Teacher Swap – Peekskill & Switzerland

Teacher Swap - Peekskill & Switzerland

Teachers Ms. Michel of PHS & Ms. Cottagnaud of Switzerland Swap Schools

Last year our French teacher, Jen Michel, exchanged places with a teacher in Switzerland.  The result was an exciting learning experience for both of them.  Anne Cottagnoud, English teacher at the high school Lycee College des Creusets in Sion, Switzerland, had the chance to fulfill her desire to teach in the U.S. and experience our system.  She was very pleased with the experience, even with the big contrasts between the two systems.

One main difference is the teacher-student interaction.  In Switzerland, student don’t speak until asked, the old fashioned way of teaching in the U.S.  There’s less interaction and students sit quietly and still.  Here the students are accustomed to interacting, even after class, where they are open with teachers and often have a friendly rapport that ventures into personal matters.  Ms. Cottagnoud personally believes in using all forms of communication and has brought more interaction back to her classroom in Switzerland.

Another big difference is that here teachers put in a lot of time and effort into after school activities.  In Switzerland that is not done at all.  In Switzerland, sports are not attached to school, they are clubs set up in their towns.  Ms. Cottagnoud said our after school programs are, “Impressive with schools adapting to students rather than students adapting to school.”

In terms of technology, Switzerland has more equipment for teachers and less for students.  Every classroom has an lcd projector on the ceiling, but no computers set up for students.  Teachers have to bring classes to a lab for students to use computers.  Another difference is Swiss teachers don’t get as much help using the technology and many are hesitant to use it.  Ms. Cottagnoud believes the lab time is important, but she claims she is not the typical Swiss teacher.

At Ms. Cottagnoud’s school the students are expected to do 2 hours of homework every night and if they don’t complete it they are in trouble and must make up for it the next night.  She explained the Swiss education system tracks students from grade 7 into either prep for college (which is the level of her school), business, health, social work, or trades.  For high school, the trades have a 4 year apprenticeship where they work 4 days a week and attend school 1 day a week.  With this system, their drop out rate is very low.  The homogeneous grouping allows for simpler planning in teaching since all students are on the same level.  In the college prep school, 20% of the students fail in 9th grade and are moved to other schools where they can achieve on their level.  Also, when tests are graded there, it’s either right or wrong.  Ms.
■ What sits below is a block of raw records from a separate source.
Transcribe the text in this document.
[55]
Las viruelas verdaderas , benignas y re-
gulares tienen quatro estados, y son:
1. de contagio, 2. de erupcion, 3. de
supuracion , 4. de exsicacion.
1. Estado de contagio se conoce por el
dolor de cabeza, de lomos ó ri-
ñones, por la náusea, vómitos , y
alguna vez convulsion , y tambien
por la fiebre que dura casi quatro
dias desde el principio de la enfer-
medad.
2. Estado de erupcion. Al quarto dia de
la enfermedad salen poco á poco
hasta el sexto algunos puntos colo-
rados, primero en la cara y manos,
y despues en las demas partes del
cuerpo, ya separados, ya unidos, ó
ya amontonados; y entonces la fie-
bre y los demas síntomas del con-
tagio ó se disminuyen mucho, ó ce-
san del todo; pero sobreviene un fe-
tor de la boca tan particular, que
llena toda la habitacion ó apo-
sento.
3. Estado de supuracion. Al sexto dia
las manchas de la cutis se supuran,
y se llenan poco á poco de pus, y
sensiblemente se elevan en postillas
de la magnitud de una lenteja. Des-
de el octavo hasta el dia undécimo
Cottagnoud had to adjust to our grading where partial points are given for partially right answers.

She and Ms. Michel both found the exchange very successful.  Other teachers in the exchange program had problems with housing and school preparedness.  But they managed to work all things out smoothly by keeping in touch at least once a week.  Ms. Mi

chel said she had Anne’s whole family taking care of her.  They gave her advice, showed her where to shop, where to socialize and go out for a good time, and even invited her for meals.  She enjoyed living in the alps and would love to go back again.

Ms. Cottagnoud adored Peekskill’s close Proximity to NYC and most of her family visited to also get in the NY sights.  In the future she would consider an exchange in another English speaking country such as Australia or New Zealand.  But for the next four years at least, she has to stay put in her school.  She has been given an assistant principal assignment to oversee 60 students who are in student exchange programs.  Most of these exchanges are with Germany, Italy and Spain, though also with Estonia, Turkey, Belgium, Canada, and the U.S.  These exchanges last anywhere from 2 weeks to a year.  As an administrator in Switzerland she continues to teach, but instead of 23 periods of 45 minutes a week, she gets 8 non-teaching hours to administer this program.  All administrators in Switzerland continue to teach along with their other responsibilities.  Another difference between here and there is that in Switzerland teachers do all their prep work at home.  They only have to be in school for the periods that they teach.  Ms. Cottagnoud said it was a different rhythm and she had to get used to being at school all day, but that she liked it.

According to Ms. Michel, a change in rhythm for her that she thought great was their practice of school-wide trips.  In the Fall the whole school would go for a 12 mile hike in the mountains.  In the winter the whole school went for trips in the mountains to ski, sled, snow shoe, or hike.  And in the Spring they had sports days.  And with all the trips, there was no need for permission slips!

Both teachers were very pleased with their experiences but are now also happy to be back in their own homes.  Though there’s no place like home, they’re both open to the idea of doing it again in the future.